A Multi-Fidelity Global Search Framework for Hotspot Prevention in 3D Thermal Design Space

TL;DR

This paper introduces a computationally efficient multi-fidelity framework using Bezier parameterization and pseudo-3D modeling for optimizing 3D heat sink geometries, achieving significant pressure loss reduction and enabling rapid design exploration.

Contribution

It presents a novel Bezier-based multi-fidelity optimization framework combining pseudo-3D modeling and high-fidelity calibration for efficient 3D heat sink design.

Findings

Achieves up to 50% pressure loss reduction.

Validates pseudo-3D model accuracy against full 3D simulations.

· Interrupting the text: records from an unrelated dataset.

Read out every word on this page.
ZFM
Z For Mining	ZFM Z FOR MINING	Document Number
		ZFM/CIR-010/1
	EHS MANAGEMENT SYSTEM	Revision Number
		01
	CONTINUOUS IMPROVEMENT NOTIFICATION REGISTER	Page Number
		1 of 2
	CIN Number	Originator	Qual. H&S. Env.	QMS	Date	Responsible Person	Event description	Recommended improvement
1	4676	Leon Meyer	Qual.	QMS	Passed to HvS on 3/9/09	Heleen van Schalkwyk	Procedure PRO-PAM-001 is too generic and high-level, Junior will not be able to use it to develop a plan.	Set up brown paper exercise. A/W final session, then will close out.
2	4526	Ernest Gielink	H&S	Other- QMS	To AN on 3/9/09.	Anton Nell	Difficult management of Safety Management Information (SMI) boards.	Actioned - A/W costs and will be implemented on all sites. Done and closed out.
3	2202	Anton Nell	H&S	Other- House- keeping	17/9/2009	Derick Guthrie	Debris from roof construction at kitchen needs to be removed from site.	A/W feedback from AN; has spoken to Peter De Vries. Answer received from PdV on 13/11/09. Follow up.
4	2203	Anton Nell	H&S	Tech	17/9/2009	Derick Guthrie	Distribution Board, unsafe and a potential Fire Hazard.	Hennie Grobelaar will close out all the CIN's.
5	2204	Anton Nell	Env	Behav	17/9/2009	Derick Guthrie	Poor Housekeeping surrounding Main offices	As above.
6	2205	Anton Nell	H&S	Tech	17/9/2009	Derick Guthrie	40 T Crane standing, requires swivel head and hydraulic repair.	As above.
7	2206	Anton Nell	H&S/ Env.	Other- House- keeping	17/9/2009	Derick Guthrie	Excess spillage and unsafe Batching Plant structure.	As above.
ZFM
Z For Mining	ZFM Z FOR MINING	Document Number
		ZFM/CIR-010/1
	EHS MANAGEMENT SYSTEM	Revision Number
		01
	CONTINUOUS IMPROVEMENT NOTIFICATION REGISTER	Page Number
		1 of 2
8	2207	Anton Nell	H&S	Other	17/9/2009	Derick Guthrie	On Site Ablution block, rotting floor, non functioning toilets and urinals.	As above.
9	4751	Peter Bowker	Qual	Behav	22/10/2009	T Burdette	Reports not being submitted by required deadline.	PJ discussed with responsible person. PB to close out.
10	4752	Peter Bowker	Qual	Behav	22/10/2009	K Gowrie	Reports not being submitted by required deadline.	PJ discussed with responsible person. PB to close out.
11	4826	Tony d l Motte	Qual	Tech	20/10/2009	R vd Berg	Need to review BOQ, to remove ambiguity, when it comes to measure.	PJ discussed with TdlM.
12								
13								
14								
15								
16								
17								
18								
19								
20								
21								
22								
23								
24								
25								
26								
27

Reduces computational cost by several orders of magnitude.

Abstract

We present a B\'ezier-based Multi-Fidelity Thermal Optimization Framework, which is a computationally efficient methodology for the global optimization of 3D heat sinks. The flexible B\'ezier-parameterized fin geometries and the adopted multi-fidelity pseudo-3D thermal modeling strategy meet at a balance between accuracy and computational cost. In this method, the smooth and compact B\'ezier representation of fins defines the design space from which diverse topologies can be generated with minimal design variables. A global optimizer, the Covariance Matrix Adaptation Evolution Strategy, minimizes the pressure drop with respect to a given surface-average temperature constraint to achieve improvement in the pressure loss. In the framework, the pseudo-3D model couples two thermally interacting 2D layers: a thermofluid layer representing the fluid domain passing through the fins, and a conductive base plate representing the surface where excessive average temperature is to be avoided. Both layers are coupled with calibrated heat transfer coefficients obtained from high-fidelity 3D simulations. For several fin geometries, the proposed framework has been validated by comparing the pseudo-3D results with those of full 3D simulations, which yielded good agreement in terms of temperature distribution and pressure drops when the computational cost was reduced by several orders of magnitude. Optimization results show that it attains up to 50\% pressure loss reduction compared to conventional straight-fin configurations, and it reveals a clear trade-off between thermal performance and hydraulic efficiency. Thus, the proposed method forms a new basis for fast, geometry-flexible, and optimized heat sink design, enabling efficient exploration of complex geometries.